Rabu, 10 November 2010 09:37

“... HANYA BANGSA YANG MENGHARGAI JASA PAHLAWANNYA, DAPAT MENJADI BANGSA YANG BESAR ...”

Tanjungpandan --- “Hanya bangsa yang menghargai jasa pahlawannya, dapat menjadi bangsa yang besar”, demikian lantunan kalimat yang disampaikan Bupati Belitung Ir Darmansyah Husein selaku Inspektur upacara pada peringatan Hari Pahlawan Tahun 2010 saat membacakan sambutan Mentri Sosial RI Dr Salim Segaf Al Jufri, MA di Halaman Gedung Nasional Tanjungpandan Rabu, 10 November 2010.
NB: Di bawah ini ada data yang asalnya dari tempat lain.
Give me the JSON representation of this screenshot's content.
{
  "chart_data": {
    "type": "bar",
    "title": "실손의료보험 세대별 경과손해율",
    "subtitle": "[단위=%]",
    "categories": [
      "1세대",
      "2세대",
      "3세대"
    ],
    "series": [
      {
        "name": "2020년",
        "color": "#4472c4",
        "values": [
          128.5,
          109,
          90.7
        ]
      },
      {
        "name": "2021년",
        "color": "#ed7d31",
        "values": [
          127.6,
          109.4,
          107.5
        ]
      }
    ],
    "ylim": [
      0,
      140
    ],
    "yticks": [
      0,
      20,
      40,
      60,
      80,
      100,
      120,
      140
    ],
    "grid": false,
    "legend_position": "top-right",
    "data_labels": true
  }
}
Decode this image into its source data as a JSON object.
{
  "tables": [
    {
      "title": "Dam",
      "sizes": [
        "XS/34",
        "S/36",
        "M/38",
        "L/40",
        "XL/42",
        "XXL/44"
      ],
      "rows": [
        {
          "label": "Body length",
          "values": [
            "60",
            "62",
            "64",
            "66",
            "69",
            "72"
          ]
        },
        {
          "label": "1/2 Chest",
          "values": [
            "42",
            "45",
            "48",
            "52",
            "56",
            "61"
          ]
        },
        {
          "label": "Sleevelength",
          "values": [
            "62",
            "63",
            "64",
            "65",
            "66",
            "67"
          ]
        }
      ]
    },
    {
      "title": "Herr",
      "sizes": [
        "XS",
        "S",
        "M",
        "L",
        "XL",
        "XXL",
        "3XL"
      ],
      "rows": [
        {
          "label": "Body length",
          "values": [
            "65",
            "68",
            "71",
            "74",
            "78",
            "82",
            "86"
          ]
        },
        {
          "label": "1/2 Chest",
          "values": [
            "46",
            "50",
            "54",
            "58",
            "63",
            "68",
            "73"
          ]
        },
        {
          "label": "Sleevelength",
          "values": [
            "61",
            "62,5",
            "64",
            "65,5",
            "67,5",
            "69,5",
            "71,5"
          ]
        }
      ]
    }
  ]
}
“Melalui momentum Peringatan Hari Pahlawan, diharapkan rasa kesetiakawanan sosial sebagai anak bangsa dapat tumbuh dan berkembang yang pada akhirnya dapat digunakan sebagai salah satu modal untuk menyelesaikan masalah bangsa. Dengan kesetiakawanan sosial yang diwujudkan dengan saling menghargai, menghormati, tolong menolong maka kita tidak akan mudah terprovokasi dan sebaliknya dengan kesetiakawanan sosial akan menguatkan solidaritas yang memperkokoh keutuhan Negara Kesatuan Republik Indonesia” lanjut Bupati.

Upacara peringatan Hari pahlawan yang  mengusung tema “Dengan Semangat Nilai Kepahlawan, Kita Tingkatkan Kesetiakawanan Sosial Nasional” berlangsung sekitar pukul 08.00 WIB dipimpin oleh Kapten Pardede. Upacara diikuti para Muspida dan para peserta dari satuan kelompok TNI, Polri, Kodim 0414, Lanud Tanjung pandan, Polres Belitung, Pol PP, Kesbanglinmas, Satpam, para PNS dan segenap pelajar. Selanjutnya acara berlanjut dengan Upacara Ziarah Nasional yang berlangsung di Taman Makam Pahlawan Ksatria Tumbang Ganti Perawas.

Sebelumnya pada Selasa malam, 9 November 2010 sekitar pukul 23.30 WIB, berlangsung Renungan Suci yang bertempat di Taman Makam Pahlawan Ksatria Tumbang Ganti di Perawas. Acara ini merupakan rangkaian kegiatan menyambut peringatan hari pahlawan untuk mengenang jasa-jasa para pahlawan yang telah mendahului kita. Sebagai acara penutup, berlangsung kegiatan ramah tamah di Gedung Serba Guna pada pukul 10.30 WIB usai pelaksanaan Ziarah Nasional.

Dalam sambutannya Darmansyah mengatakan ”Suatu sistem yang kuat tidak akan selamanya berjalan dengan sempurna karena akan selalu ada cabaran atau rintangan menghadang kita, sengaja maupun tidak sengaja yang bersifat bencana. Kiranya dapat kita sepakati bersama bahwa duka dan tantangan yang sedang kita hadapi dalam membangun adalah suatu hal yang tiada artinya ketimbang perjuangan dalam merebut dan mempertahankan kemerdekaan oleh para pejuang, para pendahulu dan para pahlawan kita”.